At Milwaukee Electronics, a Wisconsin-based manufacturer of circuit boards, the warnings from Asian suppliers started coming in shortly after the Lunar New Year holiday in February: Prepare for delays.
“Our component vendors are telling us to brace for shortages, potentially some substantial ones,” said Duane Benson, the company’s director of marketing.
In response, the company has been saving up inventory, reaching out to suppliers to identify potential delays and working with customers to adjust timelines. What it has not had to do, however, is cut jobs or reduce hours.
In the short term, the outbreak might even be good for business. The company’s Oregon-based Screaming Circuits division, which usually handles smaller, shorter-deadline orders, has had a surge in inquiries from customers looking to bring production back from China, at least temporarily.
“We started getting calls from folks who typically send stuff offshore,” Mr. Benson said.
Of course, if disruptions persist, Screaming Circuits, too, might struggle to get the parts it needs to fill orders. If it has to give up business, it could be forced to make harder choices. But Mr. Benson said the company would try to avoid cutting jobs.
Jobless claims throughout the United States have remained at rock-bottom levels.

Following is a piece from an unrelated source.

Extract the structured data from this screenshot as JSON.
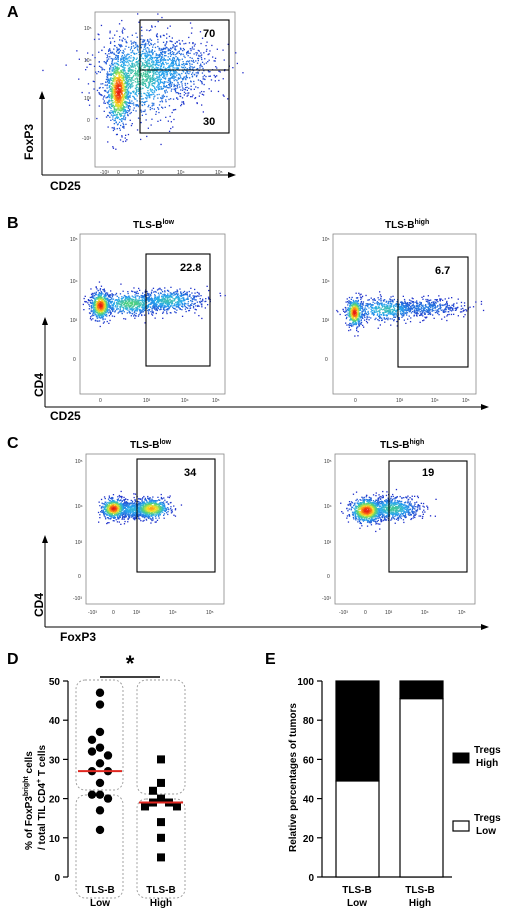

Over the next couple of months, economists will be watching the job market closely for signs that the outbreak is starting to affect the broader economy. If people delay vacations or cut back on restaurant meals out of fear of the virus, that could hurt some businesses.
“Where it’s likely to affect the labor market is in reduced hours for service workers,” said Diane Lim, an economist at the Penn Wharton Budget Model. “Entertainment, hospitality, food and lodging, service jobs — they won’t lose their jobs but will probably get a cut in hours.”